Vantara laughed and gasped at the same time. “Arrogance! You talk to me about arrogance* You who always approach a woman with your male armor clanking and your phallic sword swinging through the air!”
“That is the most twisted and…”
Vantara silenced him by raising one hand, fingers spread out, as a barrier between their eyes and mouths. “Say no more. Toller, I beg you! Neither of us is wearing armor on this night and therefore either of us could easily be wounded. Let us accept things the way they are for this single hour; let us have this drink together; and let us talk to each other. Will you agree to that?”

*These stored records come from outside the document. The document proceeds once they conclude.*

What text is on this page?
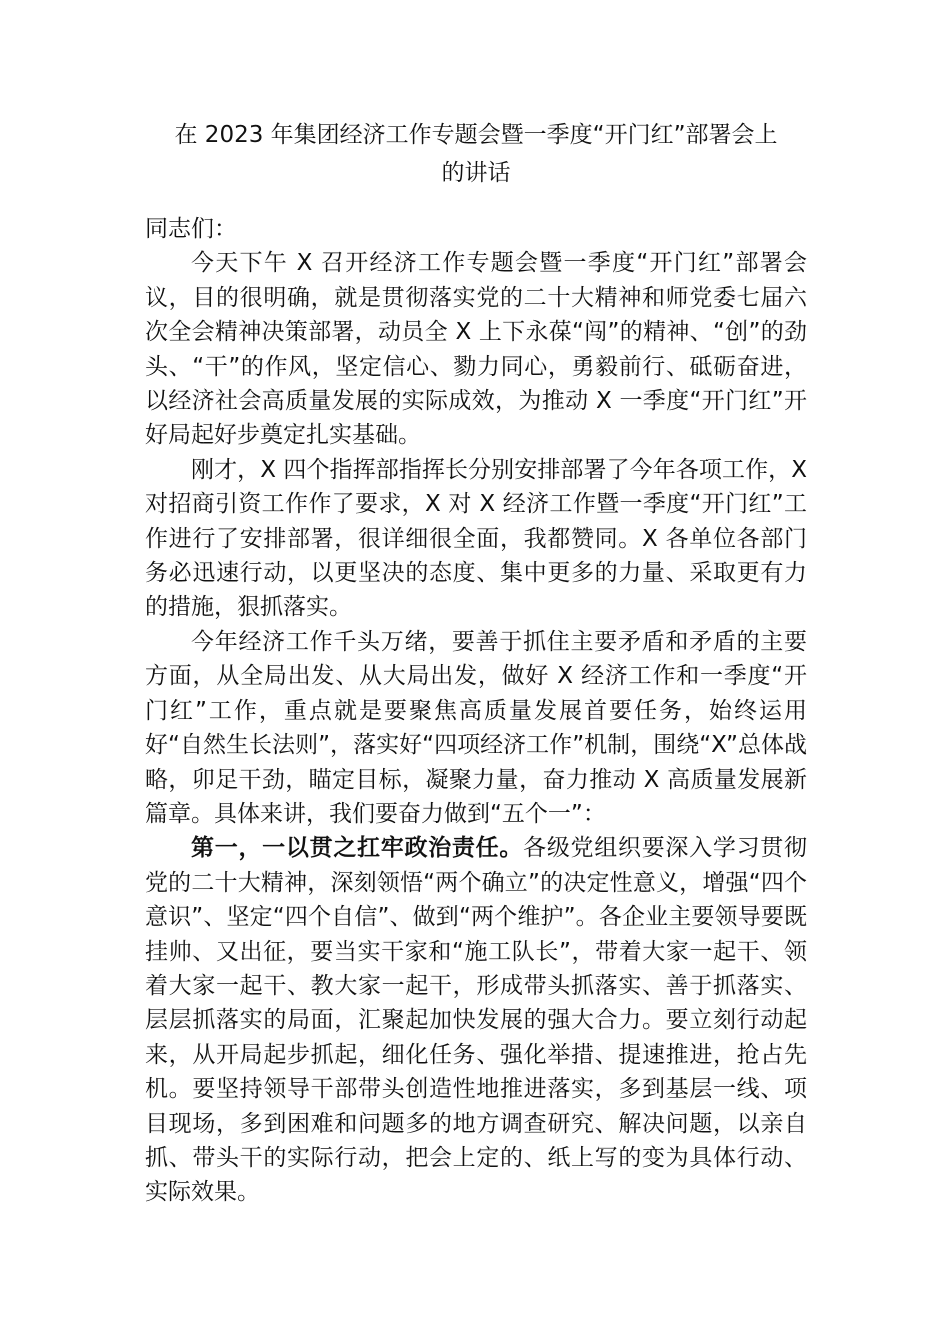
在 2023 年集团经济工作专题会暨一季度“开门红”部署会上
的讲话

同志们：

今天下午 X 召开经济工作专题会暨一季度“开门红”部署会议，目的很明确，就是贯彻落实党的二十大精神和师党委七届六次全会精神决策部署，动员全 X 上下永葆“闯”的精神、“创”的劲头、“干”的作风，坚定信心、勠力同心，勇毅前行、砥砺奋进，以经济社会高质量发展的实际成效，为推动 X 一季度“开门红”开好局起好步奠定扎实基础。

刚才，X 四个指挥部指挥长分别安排部署了今年各项工作，X 对招商引资工作作了要求，X 对 X 经济工作暨一季度“开门红”工作进行了安排部署，很详细很全面，我都赞同。X 各单位各部门务必迅速行动，以更坚决的态度、集中更多的力量、采取更有力的措施，狠抓落实。

今年经济工作千头万绪，要善于抓住主要矛盾和矛盾的主要方面，从全局出发、从大局出发，做好 X 经济工作和一季度“开门红”工作，重点就是要聚焦高质量发展首要任务，始终运用好“自然生长法则”，落实好“四项经济工作”机制，围绕“X”总体战略，卯足干劲，瞄定目标，凝聚力量，奋力推动 X 高质量发展新篇章。具体来讲，我们要奋力做到“五个一”：

第一，一以贯之扛牢政治责任。各级党组织要深入学习贯彻党的二十大精神，深刻领悟“两个确立”的决定性意义，增强“四个意识”、坚定“四个自信”、做到“两个维护”。各企业主要领导要既挂帅、又出征，要当实干家和“施工队长”，带着大家一起干、领着大家一起干、教大家一起干，形成带头抓落实、善于抓落实、层层抓落实的局面，汇聚起加快发展的强大合力。要立刻行动起来，从开局起步抓起，细化任务、强化举措、提速推进，抢占先机。要坚持领导干部带头创造性地推进落实，多到基层一线、项目现场，多到困难和问题多的地方调查研究、解决问题，以亲自抓、带头干的实际行动，把会上定的、纸上写的变为具体行动、实际效果。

Toller smiled. “How could any reasonable man refuse?”
“Very well! Now, tell me why you are no longer the Toller Maraquine I have always known.”
“We’ve returned to the same subject!”
“We never left it.”
“But…” Toller gazed at her in perplexity for a moment, and then the unthinkable happened—he began to speak freely about what was in his mind, to confess his newly discovered weaknesses, to admit his growing belief that he would never be able to live up to the example set for him by his grandfather. At one point, while he was describing the tragic find at the pumping station in Styvee, his voice faltered and he experienced a terrible fear that he would be unable to continue. When he had finished he took another drink of his brandy, but found it was no longer to his taste. He set the glass aside and sat staring down at his hands, wondering why he felt as shaky as a man who had just emerged from the most harrowing ordeal of his life.

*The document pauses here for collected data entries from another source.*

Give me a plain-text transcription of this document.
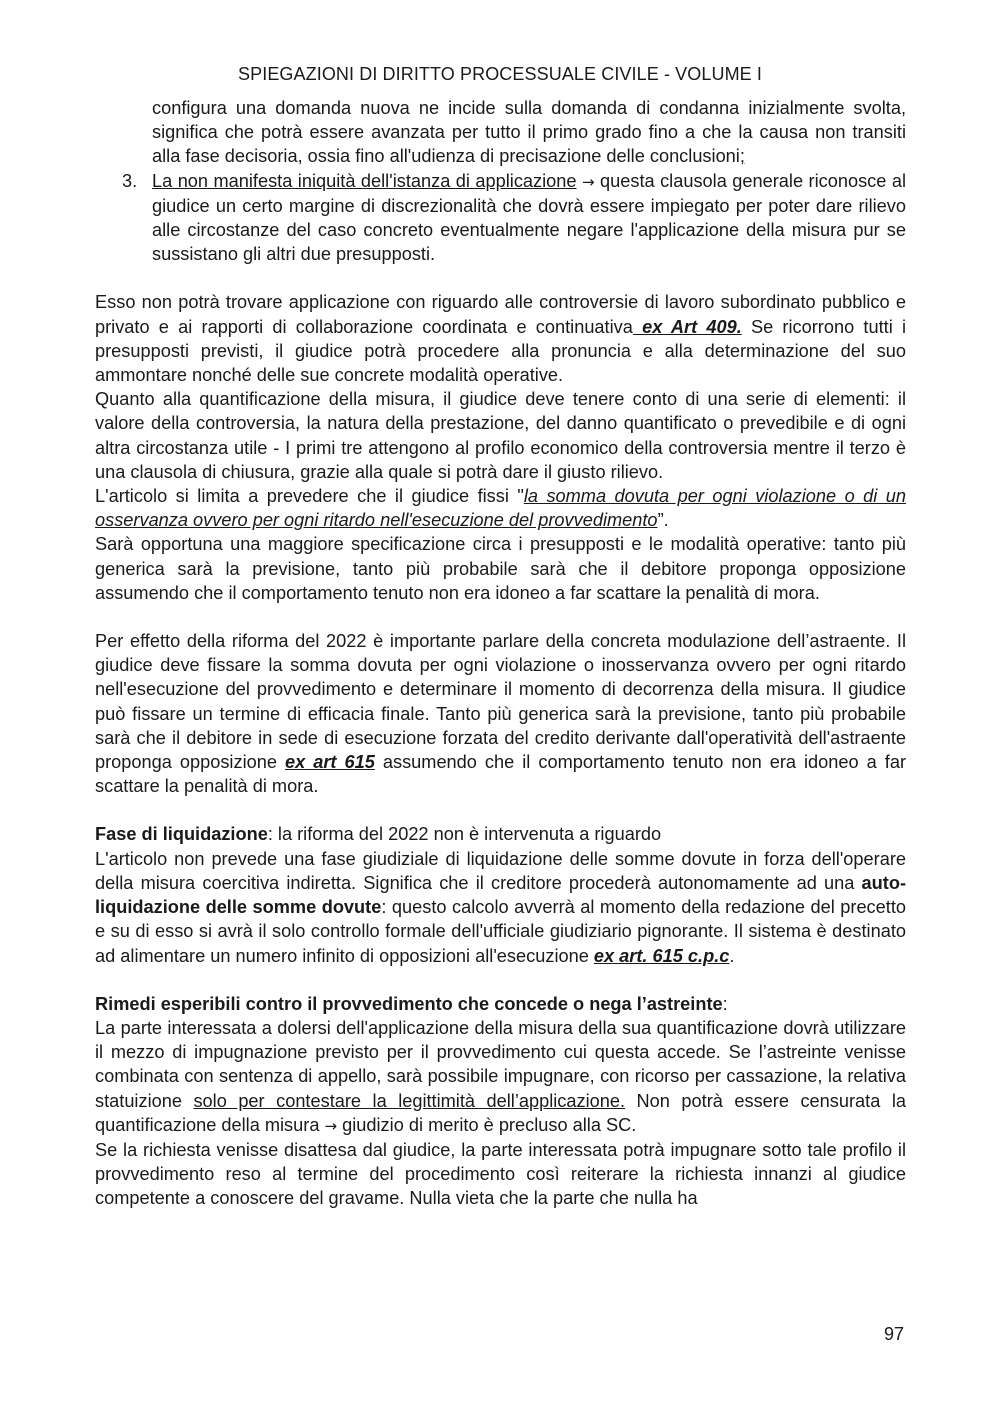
SPIEGAZIONI DI DIRITTO PROCESSUALE CIVILE - VOLUME I

configura una domanda nuova ne incide sulla domanda di condanna inizialmente svolta, significa che potrà essere avanzata per tutto il primo grado fino a che la causa non transiti alla fase decisoria, ossia fino all'udienza di precisazione delle conclusioni;

3. La non manifesta iniquità dell'istanza di applicazione → questa clausola generale riconosce al giudice un certo margine di discrezionalità che dovrà essere impiegato per poter dare rilievo alle circostanze del caso concreto eventualmente negare l'applicazione della misura pur se sussistano gli altri due presupposti.

Esso non potrà trovare applicazione con riguardo alle controversie di lavoro subordinato pubblico e privato e ai rapporti di collaborazione coordinata e continuativa ex Art 409. Se ricorrono tutti i presupposti previsti, il giudice potrà procedere alla pronuncia e alla determinazione del suo ammontare nonché delle sue concrete modalità operative.

Quanto alla quantificazione della misura, il giudice deve tenere conto di una serie di elementi: il valore della controversia, la natura della prestazione, del danno quantificato o prevedibile e di ogni altra circostanza utile - I primi tre attengono al profilo economico della controversia mentre il terzo è una clausola di chiusura, grazie alla quale si potrà dare il giusto rilievo.

L'articolo si limita a prevedere che il giudice fissi "la somma dovuta per ogni violazione o di un osservanza ovvero per ogni ritardo nell'esecuzione del provvedimento”.

Sarà opportuna una maggiore specificazione circa i presupposti e le modalità operative: tanto più generica sarà la previsione, tanto più probabile sarà che il debitore proponga opposizione assumendo che il comportamento tenuto non era idoneo a far scattare la penalità di mora.

Per effetto della riforma del 2022 è importante parlare della concreta modulazione dell’astraente. Il giudice deve fissare la somma dovuta per ogni violazione o inosservanza ovvero per ogni ritardo nell'esecuzione del provvedimento e determinare il momento di decorrenza della misura. Il giudice può fissare un termine di efficacia finale. Tanto più generica sarà la previsione, tanto più probabile sarà che il debitore in sede di esecuzione forzata del credito derivante dall'operatività dell'astraente proponga opposizione ex art 615 assumendo che il comportamento tenuto non era idoneo a far scattare la penalità di mora.

Fase di liquidazione: la riforma del 2022 non è intervenuta a riguardo

L'articolo non prevede una fase giudiziale di liquidazione delle somme dovute in forza dell'operare della misura coercitiva indiretta. Significa che il creditore procederà autonomamente ad una auto-liquidazione delle somme dovute: questo calcolo avverrà al momento della redazione del precetto e su di esso si avrà il solo controllo formale dell'ufficiale giudiziario pignorante. Il sistema è destinato ad alimentare un numero infinito di opposizioni all'esecuzione ex art. 615 c.p.c.

Rimedi esperibili contro il provvedimento che concede o nega l’astreinte:

La parte interessata a dolersi dell'applicazione della misura della sua quantificazione dovrà utilizzare il mezzo di impugnazione previsto per il provvedimento cui questa accede. Se l’astreinte venisse combinata con sentenza di appello, sarà possibile impugnare, con ricorso per cassazione, la relativa statuizione solo per contestare la legittimità dell’applicazione. Non potrà essere censurata la quantificazione della misura → giudizio di merito è precluso alla SC.

Se la richiesta venisse disattesa dal giudice, la parte interessata potrà impugnare sotto tale profilo il provvedimento reso al termine del procedimento così reiterare la richiesta innanzi al giudice competente a conoscere del gravame. Nulla vieta che la parte che nulla ha

97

“Poor Toller,” Vantara said gently. “What has life done to you that you should be ashamed of having finer feelings?”
“You mean, of being weak.”
“It isn’t weakness to feel compassion, or to experience doubt, or to need human contact.”
Toller thought he glimpsed a way of repairing some of the cracks in his personal facade. “I could do with lots of human contact,” he said wryly. “Provided it’s the right sort.”